I am working with a wonderful Three Principles coach, with a specific focus of starting a side business.
I've tried starting a side business before, but it kind of sputtered and I took it as proof that this was not something for me. It confirmed an acquaintance's belief that there are "employee mindsets" and "entrepreneur mindsets" and you're either one or the other.
What is different this time is my coach's approach: no master plan, no blueprint for "how to do it," no pumping up the passions. Instead, it's about trusting my creative prompts and going where I feel pulled (not pushed) to go.
She assigns homework based on what she hears in our conversation. During our chat, I told her the famous story about the pots. I also told her about the day I tried on the idea of being a time management coach.

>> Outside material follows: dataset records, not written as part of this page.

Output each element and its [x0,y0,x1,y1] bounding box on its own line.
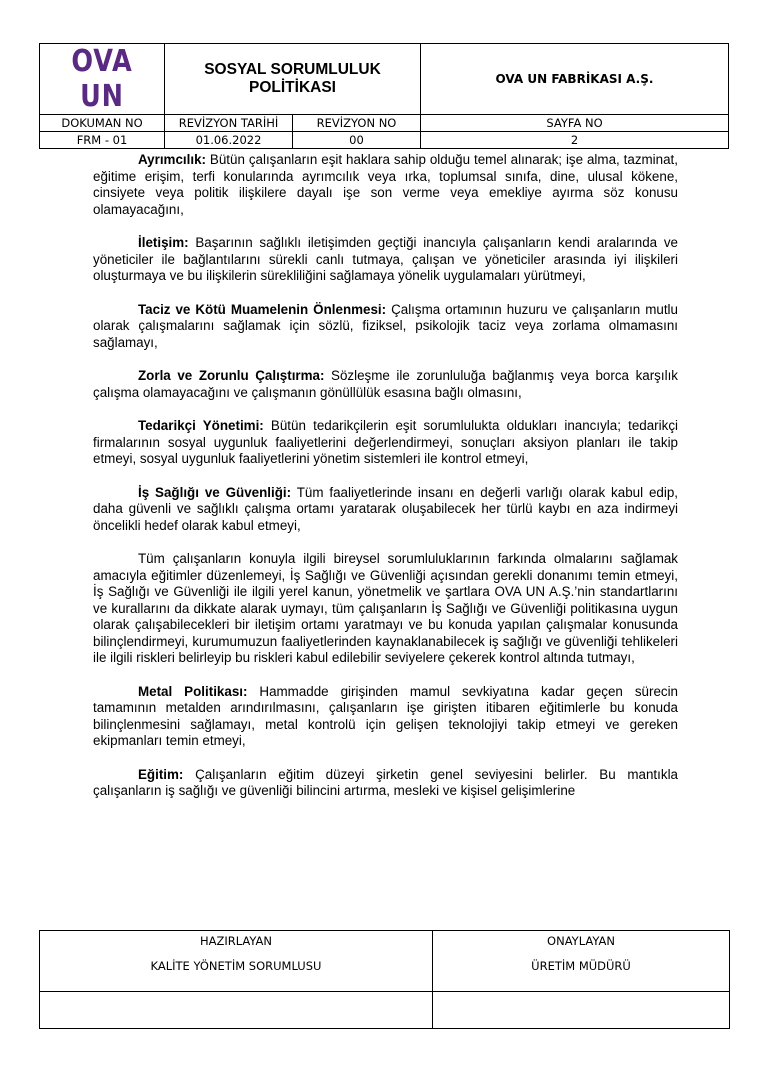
paragraph-text: Tüm faaliyetlerinde insanı en değerli varlığı olarak kabul edip, daha güvenli ve sağlıklı çalışma ortamı yaratarak oluşabilecek her türlü kaybı en aza indirmeyi öncelikli hedef olarak kabul etmeyi, [93,484,678,533]
doc-no-value: FRM - 01 [40,132,165,149]
paragraph-text: Sözleşme ile zorunluluğa bağlanmış veya borca karşılık çalışma olamayacağını ve çalışmanın gönüllülük esasına bağlı olmasını, [93,368,678,400]
rev-date-value: 01.06.2022 [165,132,293,149]
prepared-by-label: HAZIRLAYAN [199,934,273,948]
policy-paragraph [93,152,678,218]
paragraph-text: Tüm çalışanların konuyla ilgili bireysel sorumluluklarının farkında olmalarını sağlamak amacıyla eğitimler düzenlemeyi, İş Sağlığı ve Güvenliği açısından gerekli donanımı temin etmeyi, İş Sağlığı ve Güvenliği ile ilgili yerel kanun, yönetmelik ve şartlara OVA UN A.Ş.’nin standartlarını ve kurallarını da dikkate alarak uymayı, tüm çalışanların İş Sağlığı ve Güvenliği politikasına uygun olarak çalışabilecekleri bir iletişim ortamı yaratmayı ve bu konuda yapılan çalışmalar konusunda bilinçlendirmeyi, kurumumuzun faaliyetlerinden kaynaklanabilecek iş sağlığı ve güvenliği tehlikeleri ile ilgili riskleri belirleyip bu riskleri kabul edilebilir seviyelere çekerek kontrol altında tutmayı, [93,551,678,665]
company-cell [421,44,729,115]
approved-by-label: ONAYLAYAN [547,934,615,948]
paragraph-text: Bütün çalışanların eşit haklara sahip olduğu temel alınarak; işe alma, tazminat, eğitime erişim, terfi konularında ayrımcılık veya ırka, toplumsal sınıfa, dine, ulusal kökene, cinsiyete veya politik ilişkilere dayalı işe son verme veya emekliye ayırma söz konusu olamayacağını, [93,152,678,217]
approved-by-name: ÜRETİM MÜDÜRÜ [531,959,631,973]
policy-body [93,152,678,817]
document-title-line1: SOSYAL SORUMLULUK [204,61,381,78]
paragraph-text: Bütün tedarikçilerin eşit sorumlulukta oldukları inancıyla; tedarikçi firmalarının sosyal uygunluk faaliyetlerini değerlendirmeyi, sonuçları aksiyon planları ile takip etmeyi, sosyal uygunluk faaliyetlerini yönetim sistemleri ile kontrol etmeyi, [93,418,678,466]
col-rev-no-label: REVİZYON NO [293,115,421,132]
col-rev-date-label: REVİZYON TARİHİ [165,115,293,132]
policy-paragraph [93,368,678,401]
title-cell [165,44,421,115]
document-header [39,43,729,149]
paragraph-heading: Tedarikçi Yönetimi: [138,418,264,433]
logo-cell [40,44,165,115]
company-logo: OVA UN [71,44,133,114]
paragraph-text: Hammadde girişinden mamul sevkiyatına kadar geçen sürecin tamamının metalden arındırılmasını, çalışanların işe girişten itibaren eğitimlerle bu konuda bilinçlenmesini sağlamayı, metal kontrolü için gelişen teknolojiyi takip etmeyi ve gereken ekipmanları temin etmeyi, [93,683,679,748]
signature-footer [39,930,730,1029]
approved-by-cell [433,931,730,992]
page-no-value: 2 [421,132,729,149]
company-name: OVA UN FABRİKASI A.Ş. [495,72,654,86]
policy-paragraph [93,485,678,535]
policy-paragraph [93,684,678,750]
policy-paragraph [93,302,678,352]
paragraph-heading: Eğitim: [138,766,184,782]
policy-paragraph [93,418,678,468]
paragraph-text: Çalışma ortamının huzuru ve çalışanların mutlu olarak çalışmalarını sağlamak için sözlü, fiziksel, psikolojik taciz veya zorlama olmamasını sağlamayı, [93,301,678,350]
paragraph-heading: Metal Politikası: [138,683,248,699]
paragraph-heading: İş Sağlığı ve Güvenliği: [138,484,292,500]
prepared-signature-box [40,992,433,1029]
paragraph-heading: Taciz ve Kötü Muamelenin Önlenmesi: [138,301,387,317]
document-title-line2: POLİTİKASI [249,79,336,96]
policy-paragraph [93,551,678,667]
paragraph-heading: İletişim: [138,235,189,250]
policy-paragraph [93,767,678,800]
paragraph-text: Çalışanların eğitim düzeyi şirketin genel seviyesini belirler. Bu mantıkla çalışanların iş sağlığı ve güvenliği bilincini artırma, mesleki ve kişisel gelişimlerine [93,766,678,798]
paragraph-text: Başarının sağlıklı iletişimden geçtiği inancıyla çalışanların kendi aralarında ve yöneticiler ile bağlantılarını sürekli canlı tutmaya, çalışan ve yöneticiler arasında iyi ilişkileri oluşturmaya ve bu ilişkilerin sürekliliğini sağlamaya yönelik uygulamaları yürütmeyi, [93,235,678,283]
prepared-by-name: KALİTE YÖNETİM SORUMLUSU [150,959,322,973]
rev-no-value: 00 [293,132,421,149]
policy-paragraph [93,235,678,285]
prepared-by-cell [40,931,433,992]
col-doc-no-label: DOKUMAN NO [40,115,165,132]
paragraph-heading: Ayrımcılık: [138,152,206,167]
approved-signature-box [433,992,730,1029]
col-page-no-label: SAYFA NO [421,115,729,132]
paragraph-heading: Zorla ve Zorunlu Çalıştırma: [138,368,325,383]
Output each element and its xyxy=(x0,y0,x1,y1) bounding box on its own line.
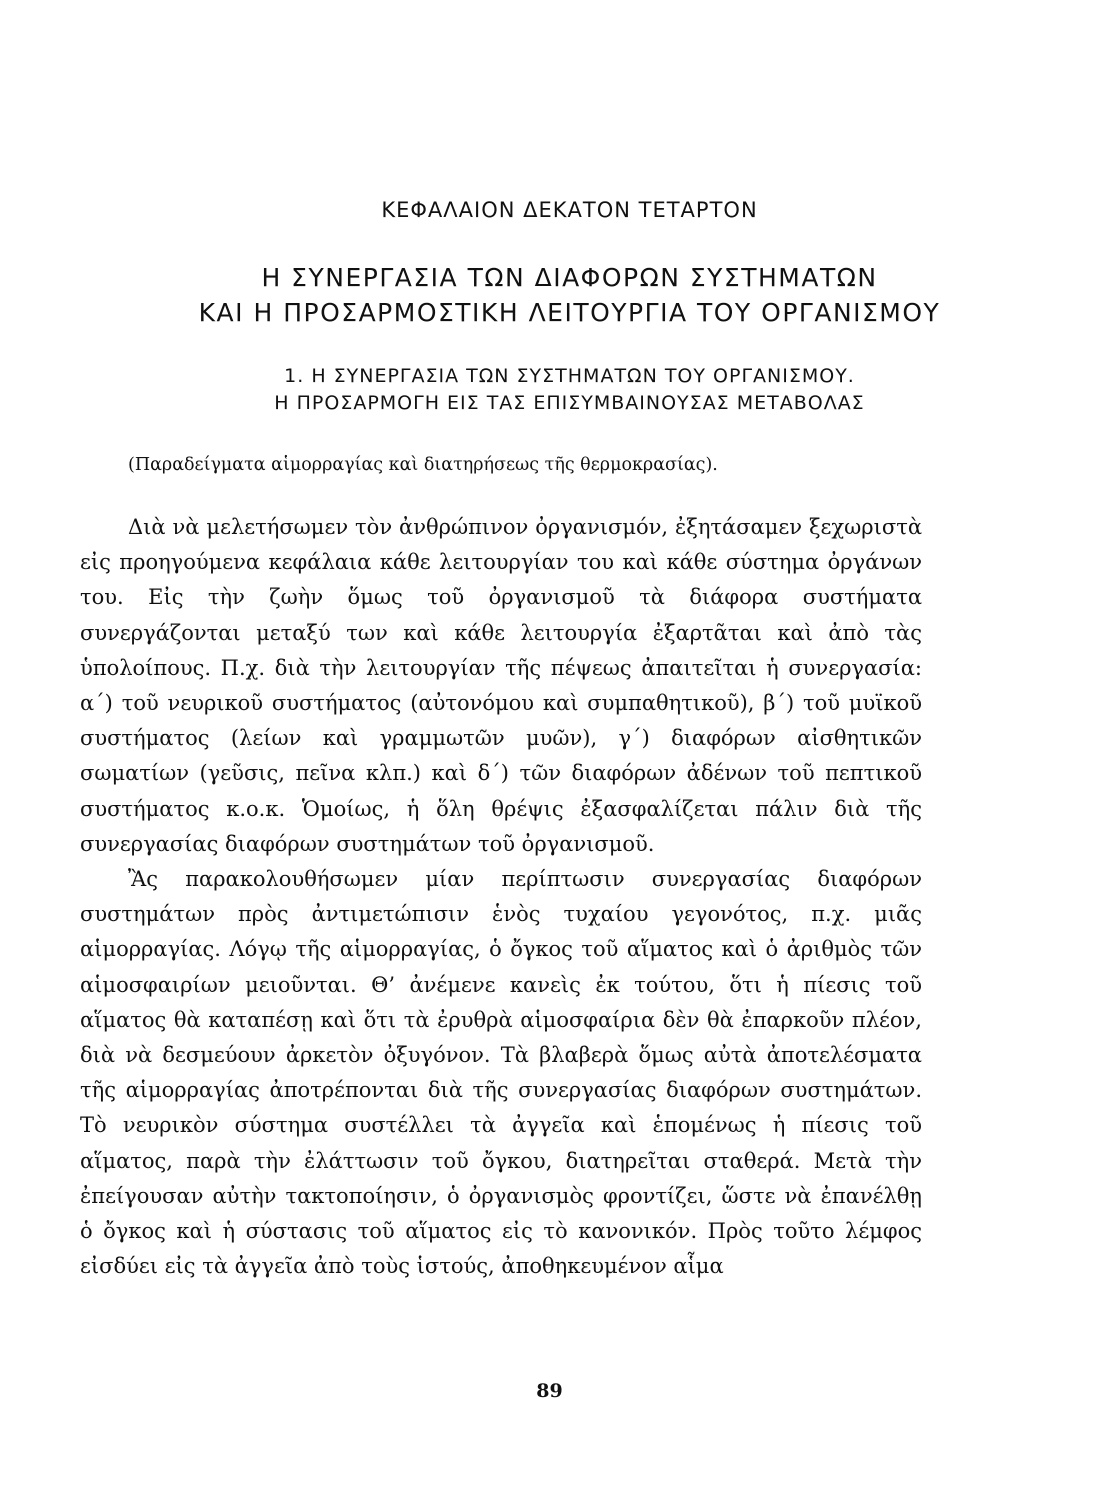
body-text xyxy=(80,510,922,1284)
section-heading xyxy=(0,363,1099,417)
chapter-title xyxy=(0,260,1099,330)
paragraph-2: Ἂς παρακολουθήσωμεν μίαν περίπτωσιν συνεργασίας διαφόρων συστημάτων πρὸς ἀντιμετώπισιν ἑνὸς τυχαίου γεγονότος, π.χ. μιᾶς αἱμορραγίας. Λόγῳ τῆς αἱμορραγίας, ὁ ὄγκος τοῦ αἵματος καὶ ὁ ἀριθμὸς τῶν αἱμοσφαιρίων μειοῦνται. Θ’ ἀνέμενε κανεὶς ἐκ τούτου, ὅτι ἡ πίεσις τοῦ αἵματος θὰ καταπέσῃ καὶ ὅτι τὰ ἐρυθρὰ αἱμοσφαίρια δὲν θὰ ἐπαρκοῦν πλέον, διὰ νὰ δεσμεύουν ἀρκετὸν ὀξυγόνον. Τὰ βλαβερὰ ὅμως αὐτὰ ἀποτελέσματα τῆς αἱμορραγίας ἀποτρέπονται διὰ τῆς συνεργασίας διαφόρων συστημάτων. Τὸ νευρικὸν σύστημα συστέλλει τὰ ἀγγεῖα καὶ ἑπομένως ἡ πίεσις τοῦ αἵματος, παρὰ τὴν ἐλάττωσιν τοῦ ὄγκου, διατηρεῖται σταθερά. Μετὰ τὴν ἐπείγουσαν αὐτὴν τακτοποίησιν, ὁ ὀργανισμὸς φροντίζει, ὥστε νὰ ἐπανέλθῃ ὁ ὄγκος καὶ ἡ σύστασις τοῦ αἵματος εἰς τὸ κανονικόν. Πρὸς τοῦτο λέμφος εἰσδύει εἰς τὰ ἀγγεῖα ἀπὸ τοὺς ἱστούς, ἀποθηκευμένον αἷμα xyxy=(80,867,922,1279)
chapter-heading: ΚΕΦΑΛΑΙΟΝ ΔΕΚΑΤΟΝ ΤΕΤΑΡΤΟΝ xyxy=(381,198,758,222)
section-heading-line-1: 1. Η ΣΥΝΕΡΓΑΣΙΑ ΤΩΝ ΣΥΣΤΗΜΑΤΩΝ ΤΟΥ ΟΡΓΑΝΙΣΜΟΥ. xyxy=(284,365,855,387)
section-heading-line-2: Η ΠΡΟΣΑΡΜΟΓΗ ΕΙΣ ΤΑΣ ΕΠΙΣΥΜΒΑΙΝΟΥΣΑΣ ΜΕΤΑΒΟΛΑΣ xyxy=(274,392,865,414)
chapter-title-line-2: ΚΑΙ Η ΠΡΟΣΑΡΜΟΣΤΙΚΗ ΛΕΙΤΟΥΡΓΙΑ ΤΟΥ ΟΡΓΑΝΙΣΜΟΥ xyxy=(198,298,941,327)
examples-note: (Παραδείγματα αἱμορραγίας καὶ διατηρήσεως τῆς θερμοκρασίας). xyxy=(128,455,718,475)
chapter-title-line-1: Η ΣΥΝΕΡΓΑΣΙΑ ΤΩΝ ΔΙΑΦΟΡΩΝ ΣΥΣΤΗΜΑΤΩΝ xyxy=(261,263,878,292)
paragraph-1: Διὰ νὰ μελετήσωμεν τὸν ἀνθρώπινον ὀργανισμόν, ἐξητάσαμεν ξεχωριστὰ εἰς προηγούμενα κεφάλαια κάθε λειτουργίαν του καὶ κάθε σύστημα ὀργάνων του. Εἰς τὴν ζωὴν ὅμως τοῦ ὀργανισμοῦ τὰ διάφορα συστήματα συνεργάζονται μεταξύ των καὶ κάθε λειτουργία ἐξαρτᾶται καὶ ἀπὸ τὰς ὑπολοίπους. Π.χ. διὰ τὴν λειτουργίαν τῆς πέψεως ἀπαιτεῖται ἡ συνεργασία: α΄) τοῦ νευρικοῦ συστήματος (αὐτονόμου καὶ συμπαθητικοῦ), β΄) τοῦ μυϊκοῦ συστήματος (λείων καὶ γραμμωτῶν μυῶν), γ΄) διαφόρων αἰσθητικῶν σωματίων (γεῦσις, πεῖνα κλπ.) καὶ δ΄) τῶν διαφόρων ἀδένων τοῦ πεπτικοῦ συστήματος κ.ο.κ. Ὁμοίως, ἡ ὅλη θρέψις ἐξασφαλίζεται πάλιν διὰ τῆς συνεργασίας διαφόρων συστημάτων τοῦ ὀργανισμοῦ. xyxy=(80,515,922,856)
page-number: 89 xyxy=(536,1380,563,1402)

So my homework is to make five pots about becoming a time management coach. We don't know what those pots will look like. We don't know if "time management coach" is the destination. We know that this is where we will start and that the doing will generate new ideas.
Some ideas floating in my head at the moment about the kinds of pots I want to make:
- Ramit's foundational idea to find your first three paying customers, as their feedback will tell you more about your idea than you can know.
- Ed Emberley's instruction to his kids: "Think up something you can make and sell it." (via Austin Kleon)
- LinkedIn offers a way for you to basically start blogging within its ecosystem. Maybe write two 600 or 800 word posts on a new way to think about time and task management. What would 3 Principles-based or an inside-out understanding of time management look like?
- Maybe draft a short ebook or PDF as a giveaway outlining my ideas. Not "laws" or "things to do" or "lifehacks" but understanding how you work in the world and how that informs your results in time and task management.